Falco Werkentins umfangreiche Recherche zur politischen Rechtsprechung in der DDR der Ära Ulbricht  ■ Von Udo Scheer

Wir schreiben April 1953. Witterungsunbilden, Viehseuchen und die Zwangsabgabe von Milchvieh treffen den Bauern K. Dennoch wird er verurteilt wegen Nichterfüllung der Abgabenorm und Steuerschuld (43.000 Mark): Zehn Jahre Zuchthaus und Vermögenseinziehung.

Der Bauer Sch. verkauft sieben Pfund Gänsefedern in West-Berlin, um sich ein Paar Arbeitsstiefel zu leisten. Diese Tat sei besonders ruchbar, so der Ankläger, weil die Gänsefedern den Kriegsverbrechern überlassen wurden, „die [...] die Einbuße unzähliger Federbetten der deutschen Menschen auf ihrem Gewissen haben“. – Drei Jahre Gefängnis.

Zwei Urteile von 24.211 in zwölf Monaten bis zum Juni 1953, denen eins gemeinsam war: Sie richteten sich alle gegen „Großbauern“ – Bauern, denen die SED 1950 während der Bodenreform 20 bis 100 Hektar zur Bewirtschaftung zugemessen hatte. Nun sollten sie nach dem Willen derselben Partei als sozialer Typus verschwinden, indem sie „freiwillig“ in LPGs eintraten. Andernfalls schrieb das Szenarium vor: Kriminalisierung, Verurteilung, Enteignung.

Schätzungen sprechen von wenigstens 200.000 bis 250.000 Opfern politischer Strafjustiz in 40 Jahren DDR. Der studierte Soziologe Falco Werkentin, der, seit die Archive zugänglich sind, mehrere Beiträge über das Rechtswesen in der DDR veröffentlichte, dokumentiert hier in komplexer Form den Zugriff der SED auf die politische Strafjustiz und zeigt ihre Profilierung zum „scharfen Schwert in der Hand der Arbeiter- und Bauernmacht zur energischen Unterdrückung der Feinde, zur Erziehung zur Staats- und Arbeitsdisziplin [...]“ (ZK-Definition).

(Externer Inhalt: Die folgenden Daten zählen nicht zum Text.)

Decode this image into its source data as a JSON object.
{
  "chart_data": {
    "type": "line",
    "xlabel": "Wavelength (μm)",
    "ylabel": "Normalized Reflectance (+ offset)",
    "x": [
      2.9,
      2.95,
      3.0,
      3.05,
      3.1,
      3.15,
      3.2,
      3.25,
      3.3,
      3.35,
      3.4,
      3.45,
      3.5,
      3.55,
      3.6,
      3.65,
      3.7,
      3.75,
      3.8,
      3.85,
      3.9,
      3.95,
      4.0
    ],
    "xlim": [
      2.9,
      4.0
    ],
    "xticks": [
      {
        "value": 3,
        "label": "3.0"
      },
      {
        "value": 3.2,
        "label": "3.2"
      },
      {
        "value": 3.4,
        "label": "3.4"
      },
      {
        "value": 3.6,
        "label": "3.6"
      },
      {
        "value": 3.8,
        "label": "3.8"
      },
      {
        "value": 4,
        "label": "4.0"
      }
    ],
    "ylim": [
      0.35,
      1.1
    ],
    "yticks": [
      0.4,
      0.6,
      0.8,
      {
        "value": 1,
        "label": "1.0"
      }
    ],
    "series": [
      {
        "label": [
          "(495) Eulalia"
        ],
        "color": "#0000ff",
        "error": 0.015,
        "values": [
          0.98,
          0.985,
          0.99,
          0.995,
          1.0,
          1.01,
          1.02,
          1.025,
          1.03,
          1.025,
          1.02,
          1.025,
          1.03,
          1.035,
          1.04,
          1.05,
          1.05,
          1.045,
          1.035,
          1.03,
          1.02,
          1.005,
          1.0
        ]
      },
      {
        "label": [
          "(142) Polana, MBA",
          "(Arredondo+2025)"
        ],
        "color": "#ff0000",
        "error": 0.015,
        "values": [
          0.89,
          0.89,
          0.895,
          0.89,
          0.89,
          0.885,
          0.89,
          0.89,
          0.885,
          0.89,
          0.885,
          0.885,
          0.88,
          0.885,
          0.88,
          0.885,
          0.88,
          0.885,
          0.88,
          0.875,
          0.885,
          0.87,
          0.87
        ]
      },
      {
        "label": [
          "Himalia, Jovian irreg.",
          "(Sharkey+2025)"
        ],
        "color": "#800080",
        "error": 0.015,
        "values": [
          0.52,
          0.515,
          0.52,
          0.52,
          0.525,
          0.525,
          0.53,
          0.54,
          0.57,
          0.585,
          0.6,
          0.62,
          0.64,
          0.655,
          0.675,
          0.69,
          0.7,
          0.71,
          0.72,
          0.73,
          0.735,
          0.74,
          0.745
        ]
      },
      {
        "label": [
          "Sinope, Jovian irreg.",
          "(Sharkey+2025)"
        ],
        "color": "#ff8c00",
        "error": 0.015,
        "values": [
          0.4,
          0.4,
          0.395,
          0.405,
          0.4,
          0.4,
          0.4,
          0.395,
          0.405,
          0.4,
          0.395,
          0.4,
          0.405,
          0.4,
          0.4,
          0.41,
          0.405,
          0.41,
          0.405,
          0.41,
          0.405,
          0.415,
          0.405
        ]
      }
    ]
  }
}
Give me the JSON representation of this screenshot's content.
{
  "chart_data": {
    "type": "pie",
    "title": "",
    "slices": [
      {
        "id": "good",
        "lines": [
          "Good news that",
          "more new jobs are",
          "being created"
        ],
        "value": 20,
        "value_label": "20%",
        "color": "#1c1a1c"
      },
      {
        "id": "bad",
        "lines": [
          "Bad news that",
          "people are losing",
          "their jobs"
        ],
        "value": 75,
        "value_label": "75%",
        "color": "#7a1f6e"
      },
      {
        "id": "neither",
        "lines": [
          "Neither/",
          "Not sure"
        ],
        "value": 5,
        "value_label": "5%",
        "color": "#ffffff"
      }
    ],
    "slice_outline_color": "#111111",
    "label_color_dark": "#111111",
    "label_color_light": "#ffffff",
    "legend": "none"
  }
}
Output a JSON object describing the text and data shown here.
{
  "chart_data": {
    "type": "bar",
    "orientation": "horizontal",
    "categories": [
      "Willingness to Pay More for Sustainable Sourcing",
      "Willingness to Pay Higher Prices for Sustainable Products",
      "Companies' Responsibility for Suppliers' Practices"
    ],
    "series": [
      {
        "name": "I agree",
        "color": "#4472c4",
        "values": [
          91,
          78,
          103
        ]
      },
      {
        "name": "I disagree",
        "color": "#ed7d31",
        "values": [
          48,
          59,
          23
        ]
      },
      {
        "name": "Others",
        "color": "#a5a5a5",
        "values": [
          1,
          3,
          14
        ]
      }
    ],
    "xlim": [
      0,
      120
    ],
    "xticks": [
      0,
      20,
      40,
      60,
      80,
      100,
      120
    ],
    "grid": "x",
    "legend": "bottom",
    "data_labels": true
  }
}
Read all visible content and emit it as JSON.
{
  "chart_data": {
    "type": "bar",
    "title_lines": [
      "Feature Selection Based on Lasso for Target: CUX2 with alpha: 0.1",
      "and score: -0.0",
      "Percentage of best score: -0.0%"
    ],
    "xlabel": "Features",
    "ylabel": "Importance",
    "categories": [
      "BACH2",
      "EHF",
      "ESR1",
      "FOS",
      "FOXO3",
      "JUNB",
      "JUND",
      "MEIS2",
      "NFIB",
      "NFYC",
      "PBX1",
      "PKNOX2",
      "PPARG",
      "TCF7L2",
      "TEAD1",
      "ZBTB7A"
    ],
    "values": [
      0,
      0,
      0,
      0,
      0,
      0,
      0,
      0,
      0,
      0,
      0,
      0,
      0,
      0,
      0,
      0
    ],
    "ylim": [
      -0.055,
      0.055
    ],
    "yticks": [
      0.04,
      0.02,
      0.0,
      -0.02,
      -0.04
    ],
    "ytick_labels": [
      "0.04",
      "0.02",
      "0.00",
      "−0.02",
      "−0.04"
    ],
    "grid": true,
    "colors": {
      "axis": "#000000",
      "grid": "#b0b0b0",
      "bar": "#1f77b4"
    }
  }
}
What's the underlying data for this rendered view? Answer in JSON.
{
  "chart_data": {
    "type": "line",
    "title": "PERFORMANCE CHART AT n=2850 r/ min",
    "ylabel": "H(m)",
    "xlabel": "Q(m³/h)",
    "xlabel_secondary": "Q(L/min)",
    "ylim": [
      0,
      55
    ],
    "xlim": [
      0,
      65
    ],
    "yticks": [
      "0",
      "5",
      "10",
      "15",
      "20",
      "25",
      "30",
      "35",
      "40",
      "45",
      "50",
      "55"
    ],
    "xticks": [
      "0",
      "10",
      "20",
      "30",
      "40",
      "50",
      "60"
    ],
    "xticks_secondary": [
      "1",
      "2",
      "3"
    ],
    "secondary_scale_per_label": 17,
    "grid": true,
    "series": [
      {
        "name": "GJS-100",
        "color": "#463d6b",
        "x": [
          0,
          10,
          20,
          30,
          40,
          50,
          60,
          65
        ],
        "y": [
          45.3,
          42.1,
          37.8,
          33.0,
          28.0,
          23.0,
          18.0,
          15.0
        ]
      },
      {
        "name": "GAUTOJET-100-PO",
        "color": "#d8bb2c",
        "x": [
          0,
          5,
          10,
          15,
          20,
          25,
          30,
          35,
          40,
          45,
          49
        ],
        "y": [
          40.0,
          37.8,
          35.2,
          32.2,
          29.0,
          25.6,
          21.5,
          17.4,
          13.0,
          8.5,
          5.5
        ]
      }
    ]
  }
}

Dabei fing alles scheinbar plausibel an. Mit dem Anspruch, als erster antifaschistischer Staat das bessere Deutschland aufzubauen, war – anders als in der BRD – das NS-belastete Personal weitgehend aus dem ostdeutschen Justizwesen entfernt worden. Ausgewählte Absolventen von Volksrichterlehrgängen übernahmen die Rechtsprechung. Bereits da rekrutierten sich 80 Prozent von ihnen aus SED-Mitgliedern, die strikter Parteidisziplin unterworfen waren.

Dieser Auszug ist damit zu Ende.